But most exchange rates aren’t fixed—they’re “floating,” meaning their values constantly change depending on various economic factors. As of 2019, one U.S. dollar is the equivalent of sixty-eight Indian rupees. Ten years ago, a dollar was worth fifty rupees. And forty years ago, you only needed eight rupees to get one dollar. Over time, the value of the rupee has depreciated, or gone down, making it worth less. Sometimes a currency that depreciates is described as getting weaker because you can buy less foreign currency with it. On the flip side, the Israeli new shekel was worth just nineteen U.S. cents in 2003, but its value has grown over time, trading in for twenty-eight cents in 2019, a 50 percent increase. Over this time period, the shekel got stronger or more valuable; in other words, the currency appreciated.
Appreciation = getting stronger = worth more = higher value
Depreciation = getting weaker = worth less = lower value
Changes in the value of a currency are influenced by supply and demand.

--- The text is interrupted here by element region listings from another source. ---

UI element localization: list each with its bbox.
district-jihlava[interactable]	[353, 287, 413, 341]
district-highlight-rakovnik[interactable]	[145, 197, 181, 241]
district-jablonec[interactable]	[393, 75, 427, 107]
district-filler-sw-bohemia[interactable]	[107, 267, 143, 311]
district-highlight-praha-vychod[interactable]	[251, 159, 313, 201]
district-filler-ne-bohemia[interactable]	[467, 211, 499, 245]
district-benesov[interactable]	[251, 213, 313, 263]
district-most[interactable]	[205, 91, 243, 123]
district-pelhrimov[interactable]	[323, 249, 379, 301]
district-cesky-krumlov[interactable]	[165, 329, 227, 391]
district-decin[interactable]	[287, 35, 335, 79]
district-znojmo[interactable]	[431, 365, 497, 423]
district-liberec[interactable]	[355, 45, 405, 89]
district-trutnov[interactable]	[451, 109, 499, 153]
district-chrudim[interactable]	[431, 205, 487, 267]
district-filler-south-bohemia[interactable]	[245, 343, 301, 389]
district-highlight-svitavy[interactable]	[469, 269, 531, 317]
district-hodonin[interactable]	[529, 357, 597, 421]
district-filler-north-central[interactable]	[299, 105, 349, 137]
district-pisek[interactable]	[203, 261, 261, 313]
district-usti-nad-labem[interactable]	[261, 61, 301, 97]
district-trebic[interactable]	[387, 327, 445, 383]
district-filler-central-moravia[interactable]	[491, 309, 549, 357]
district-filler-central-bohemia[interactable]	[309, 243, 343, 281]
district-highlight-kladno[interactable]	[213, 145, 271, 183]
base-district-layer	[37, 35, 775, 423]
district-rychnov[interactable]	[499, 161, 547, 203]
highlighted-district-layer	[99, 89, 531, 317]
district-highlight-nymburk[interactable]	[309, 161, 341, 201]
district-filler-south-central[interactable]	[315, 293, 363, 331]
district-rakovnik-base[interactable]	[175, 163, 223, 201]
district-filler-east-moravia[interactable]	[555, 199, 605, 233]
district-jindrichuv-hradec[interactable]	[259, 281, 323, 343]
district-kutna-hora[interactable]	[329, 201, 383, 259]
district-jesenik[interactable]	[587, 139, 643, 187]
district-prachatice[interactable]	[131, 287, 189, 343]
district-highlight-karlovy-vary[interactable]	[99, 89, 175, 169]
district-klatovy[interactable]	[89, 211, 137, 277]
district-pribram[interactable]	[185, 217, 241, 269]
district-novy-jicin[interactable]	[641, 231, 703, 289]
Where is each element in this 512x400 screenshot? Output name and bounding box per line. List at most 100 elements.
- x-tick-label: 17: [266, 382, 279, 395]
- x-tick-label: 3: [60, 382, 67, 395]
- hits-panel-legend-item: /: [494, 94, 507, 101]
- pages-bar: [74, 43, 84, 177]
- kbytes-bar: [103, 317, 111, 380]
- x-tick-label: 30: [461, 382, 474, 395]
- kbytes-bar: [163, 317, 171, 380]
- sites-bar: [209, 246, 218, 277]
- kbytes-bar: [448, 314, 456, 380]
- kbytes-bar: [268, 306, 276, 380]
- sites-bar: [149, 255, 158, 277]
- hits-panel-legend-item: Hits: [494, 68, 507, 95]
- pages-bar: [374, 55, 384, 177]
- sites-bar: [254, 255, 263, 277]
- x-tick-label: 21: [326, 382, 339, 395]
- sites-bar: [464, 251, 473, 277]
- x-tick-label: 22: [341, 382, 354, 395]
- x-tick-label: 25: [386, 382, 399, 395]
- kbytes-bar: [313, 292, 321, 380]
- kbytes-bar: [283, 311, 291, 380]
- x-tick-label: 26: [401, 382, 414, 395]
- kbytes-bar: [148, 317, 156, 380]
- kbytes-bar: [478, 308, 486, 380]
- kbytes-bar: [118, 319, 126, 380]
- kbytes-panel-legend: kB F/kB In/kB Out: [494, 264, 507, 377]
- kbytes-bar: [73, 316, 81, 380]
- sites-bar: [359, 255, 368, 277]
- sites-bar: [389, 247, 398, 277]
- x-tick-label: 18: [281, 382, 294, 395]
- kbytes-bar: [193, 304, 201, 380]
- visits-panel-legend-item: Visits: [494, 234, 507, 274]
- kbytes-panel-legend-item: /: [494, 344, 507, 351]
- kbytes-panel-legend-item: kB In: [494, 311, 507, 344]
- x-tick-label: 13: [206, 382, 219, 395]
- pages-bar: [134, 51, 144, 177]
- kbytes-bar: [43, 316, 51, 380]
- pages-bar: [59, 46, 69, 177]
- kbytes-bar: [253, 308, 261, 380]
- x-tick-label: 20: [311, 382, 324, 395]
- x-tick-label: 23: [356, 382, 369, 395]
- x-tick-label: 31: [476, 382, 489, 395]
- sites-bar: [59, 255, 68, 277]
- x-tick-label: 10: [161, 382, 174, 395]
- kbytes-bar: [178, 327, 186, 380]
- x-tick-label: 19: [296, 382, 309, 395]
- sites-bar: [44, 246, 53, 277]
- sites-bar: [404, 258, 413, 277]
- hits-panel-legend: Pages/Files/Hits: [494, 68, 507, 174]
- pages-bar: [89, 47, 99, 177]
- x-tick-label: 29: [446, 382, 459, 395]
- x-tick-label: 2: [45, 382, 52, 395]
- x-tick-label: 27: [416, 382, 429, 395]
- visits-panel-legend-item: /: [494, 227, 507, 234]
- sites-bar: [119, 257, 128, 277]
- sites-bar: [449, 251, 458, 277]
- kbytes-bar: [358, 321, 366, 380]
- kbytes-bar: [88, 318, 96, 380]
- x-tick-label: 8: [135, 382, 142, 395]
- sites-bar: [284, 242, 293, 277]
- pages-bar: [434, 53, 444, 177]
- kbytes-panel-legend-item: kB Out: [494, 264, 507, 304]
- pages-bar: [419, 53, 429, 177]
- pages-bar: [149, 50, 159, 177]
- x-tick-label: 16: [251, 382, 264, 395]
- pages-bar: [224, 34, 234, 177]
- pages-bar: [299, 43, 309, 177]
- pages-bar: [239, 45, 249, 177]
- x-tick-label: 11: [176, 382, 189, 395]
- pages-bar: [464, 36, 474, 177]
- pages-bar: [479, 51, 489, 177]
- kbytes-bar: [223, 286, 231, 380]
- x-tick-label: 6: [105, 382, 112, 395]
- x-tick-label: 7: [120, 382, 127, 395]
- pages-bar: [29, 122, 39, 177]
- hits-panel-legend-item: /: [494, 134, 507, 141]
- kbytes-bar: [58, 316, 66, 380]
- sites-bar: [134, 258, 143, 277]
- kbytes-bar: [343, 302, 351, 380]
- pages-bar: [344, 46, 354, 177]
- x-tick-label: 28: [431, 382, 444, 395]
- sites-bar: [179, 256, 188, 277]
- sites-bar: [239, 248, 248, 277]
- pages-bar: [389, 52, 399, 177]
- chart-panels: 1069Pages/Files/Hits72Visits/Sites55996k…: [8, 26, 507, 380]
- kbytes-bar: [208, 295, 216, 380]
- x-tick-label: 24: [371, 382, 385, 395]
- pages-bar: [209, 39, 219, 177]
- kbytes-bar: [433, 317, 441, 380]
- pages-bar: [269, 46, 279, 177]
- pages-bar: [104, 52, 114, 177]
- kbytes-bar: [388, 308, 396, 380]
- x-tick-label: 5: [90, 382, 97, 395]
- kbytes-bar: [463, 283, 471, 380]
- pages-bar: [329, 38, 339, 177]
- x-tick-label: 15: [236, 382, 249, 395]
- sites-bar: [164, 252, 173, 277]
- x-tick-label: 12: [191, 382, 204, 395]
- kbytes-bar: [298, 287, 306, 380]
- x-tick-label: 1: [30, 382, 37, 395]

Currencies are bought and sold, just like other goods are. These transactions mainly take place in foreign exchange markets, marketplaces for trading currencies. Currencies increase in value when lots of people want to buy them (meaning there is high demand for those currencies), and they decrease in value when fewer people want to buy them (i.e., the demand is low). And if a large amount of a currency is lying around in the market (i.e., supply), its value will go down, just like its value would go up if there were not much of it in the market. As you will see below, supply and demand of a currency can change based on several factors, including a country’s attractiveness to investors, commodity prices, and inflation.